Linguistic experts argue that, given the lack of conventional syntax and grammar, the marks wouldn’t be considered writing. But that doesn’t make the finding inherently less exciting, says paleoanthropologist Genevieve von Petzinger of the Polytechnic Institute of Tomar in Portugal, who wasn’t involved in the study. Writing systems are often mistakenly considered a pinnacle of achievement, when in fact writing would be developed only in cultural contexts where it’s useful, she says. Instead, it’s significant that the marks provide a way to keep records outside of the mind.
“In a way, that was the huge cognitive leap,” she says. “Suddenly, we have the ability to preserve [information] beyond the moment. We have the ability to transmit it across space and time. Everything starts to change.”
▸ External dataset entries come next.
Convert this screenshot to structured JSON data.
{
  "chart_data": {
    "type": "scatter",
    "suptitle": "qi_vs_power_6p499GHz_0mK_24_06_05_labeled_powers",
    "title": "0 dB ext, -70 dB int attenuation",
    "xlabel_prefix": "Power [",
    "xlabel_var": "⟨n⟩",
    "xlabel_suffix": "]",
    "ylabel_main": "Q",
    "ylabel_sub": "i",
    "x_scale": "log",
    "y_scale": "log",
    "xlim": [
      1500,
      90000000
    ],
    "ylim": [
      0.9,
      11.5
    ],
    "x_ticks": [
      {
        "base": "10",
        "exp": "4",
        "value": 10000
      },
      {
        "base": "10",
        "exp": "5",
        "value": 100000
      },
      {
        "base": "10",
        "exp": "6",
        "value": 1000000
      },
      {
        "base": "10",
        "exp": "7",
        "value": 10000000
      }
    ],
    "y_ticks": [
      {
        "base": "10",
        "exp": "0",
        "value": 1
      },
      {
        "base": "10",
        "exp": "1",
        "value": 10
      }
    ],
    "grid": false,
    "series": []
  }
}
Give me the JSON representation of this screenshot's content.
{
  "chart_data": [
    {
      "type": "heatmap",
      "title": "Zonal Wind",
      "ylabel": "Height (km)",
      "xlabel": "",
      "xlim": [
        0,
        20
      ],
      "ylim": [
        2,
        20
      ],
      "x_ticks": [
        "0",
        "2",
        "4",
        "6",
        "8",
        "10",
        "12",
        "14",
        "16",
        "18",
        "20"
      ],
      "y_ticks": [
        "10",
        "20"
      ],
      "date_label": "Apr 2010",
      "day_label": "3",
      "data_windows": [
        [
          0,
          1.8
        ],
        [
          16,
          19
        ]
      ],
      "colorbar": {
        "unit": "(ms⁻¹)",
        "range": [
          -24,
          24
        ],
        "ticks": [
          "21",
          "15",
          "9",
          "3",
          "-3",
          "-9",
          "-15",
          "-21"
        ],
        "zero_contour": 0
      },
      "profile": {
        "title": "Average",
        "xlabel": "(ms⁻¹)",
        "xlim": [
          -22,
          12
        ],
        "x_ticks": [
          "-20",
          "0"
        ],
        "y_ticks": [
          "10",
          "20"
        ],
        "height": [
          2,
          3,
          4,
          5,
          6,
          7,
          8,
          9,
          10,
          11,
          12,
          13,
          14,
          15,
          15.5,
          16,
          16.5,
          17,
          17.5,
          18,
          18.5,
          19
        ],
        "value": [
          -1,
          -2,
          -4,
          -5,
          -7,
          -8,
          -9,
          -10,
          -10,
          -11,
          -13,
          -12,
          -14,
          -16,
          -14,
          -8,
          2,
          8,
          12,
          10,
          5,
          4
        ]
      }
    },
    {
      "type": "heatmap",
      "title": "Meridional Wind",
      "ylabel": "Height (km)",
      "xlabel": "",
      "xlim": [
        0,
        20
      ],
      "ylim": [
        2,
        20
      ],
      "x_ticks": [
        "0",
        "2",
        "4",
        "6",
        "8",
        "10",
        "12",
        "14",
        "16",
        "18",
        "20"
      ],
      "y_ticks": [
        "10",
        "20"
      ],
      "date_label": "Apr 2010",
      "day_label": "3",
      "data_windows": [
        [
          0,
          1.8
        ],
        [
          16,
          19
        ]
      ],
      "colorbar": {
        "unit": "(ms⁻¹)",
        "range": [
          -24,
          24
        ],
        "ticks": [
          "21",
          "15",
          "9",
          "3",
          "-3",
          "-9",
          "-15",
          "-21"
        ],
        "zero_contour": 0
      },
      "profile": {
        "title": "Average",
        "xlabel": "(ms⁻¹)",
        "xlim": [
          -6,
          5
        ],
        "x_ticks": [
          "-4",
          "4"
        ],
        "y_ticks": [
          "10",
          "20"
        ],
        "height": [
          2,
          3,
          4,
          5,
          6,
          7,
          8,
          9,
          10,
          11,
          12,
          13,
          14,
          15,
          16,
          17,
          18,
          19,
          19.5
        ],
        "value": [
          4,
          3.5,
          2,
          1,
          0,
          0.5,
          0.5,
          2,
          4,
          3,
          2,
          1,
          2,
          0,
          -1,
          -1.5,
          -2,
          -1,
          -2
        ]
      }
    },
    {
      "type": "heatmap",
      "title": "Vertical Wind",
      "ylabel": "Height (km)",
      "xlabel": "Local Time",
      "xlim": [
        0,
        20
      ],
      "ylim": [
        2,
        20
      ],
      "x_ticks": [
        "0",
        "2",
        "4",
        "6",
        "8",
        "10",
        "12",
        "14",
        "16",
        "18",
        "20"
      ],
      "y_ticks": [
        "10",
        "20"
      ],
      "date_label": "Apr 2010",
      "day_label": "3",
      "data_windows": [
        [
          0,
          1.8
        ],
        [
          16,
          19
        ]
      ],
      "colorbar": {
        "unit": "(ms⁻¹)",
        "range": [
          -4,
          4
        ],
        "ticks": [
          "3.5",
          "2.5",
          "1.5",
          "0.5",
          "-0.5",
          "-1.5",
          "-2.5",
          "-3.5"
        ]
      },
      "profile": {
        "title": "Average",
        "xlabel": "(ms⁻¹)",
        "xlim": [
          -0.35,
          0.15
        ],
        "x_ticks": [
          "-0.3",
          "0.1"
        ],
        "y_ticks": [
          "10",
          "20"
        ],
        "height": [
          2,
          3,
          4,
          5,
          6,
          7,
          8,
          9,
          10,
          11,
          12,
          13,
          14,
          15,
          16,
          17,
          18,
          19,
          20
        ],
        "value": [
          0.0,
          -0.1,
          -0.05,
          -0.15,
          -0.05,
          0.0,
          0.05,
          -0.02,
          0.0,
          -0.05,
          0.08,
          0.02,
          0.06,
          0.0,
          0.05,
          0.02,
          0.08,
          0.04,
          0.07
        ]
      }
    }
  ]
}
The debate over these marks’ meanings continues. Archaeologist April Nowell doesn’t buy many of the team’s assumptions. “It boggles my mind why one would need a calendar … to predict that animals were going to have offspring in the spring,” says Nowell, of the University of Victoria in British Columbia. “The amount of information that this calendar is providing, if it really is a calendar, is quite minimal.”
Hayden adds that, while the basic pattern would still hold, some of the cave marks had “wiggle room for interpretation.” The next step, he says, will be to review and verify the interpretations of the marks.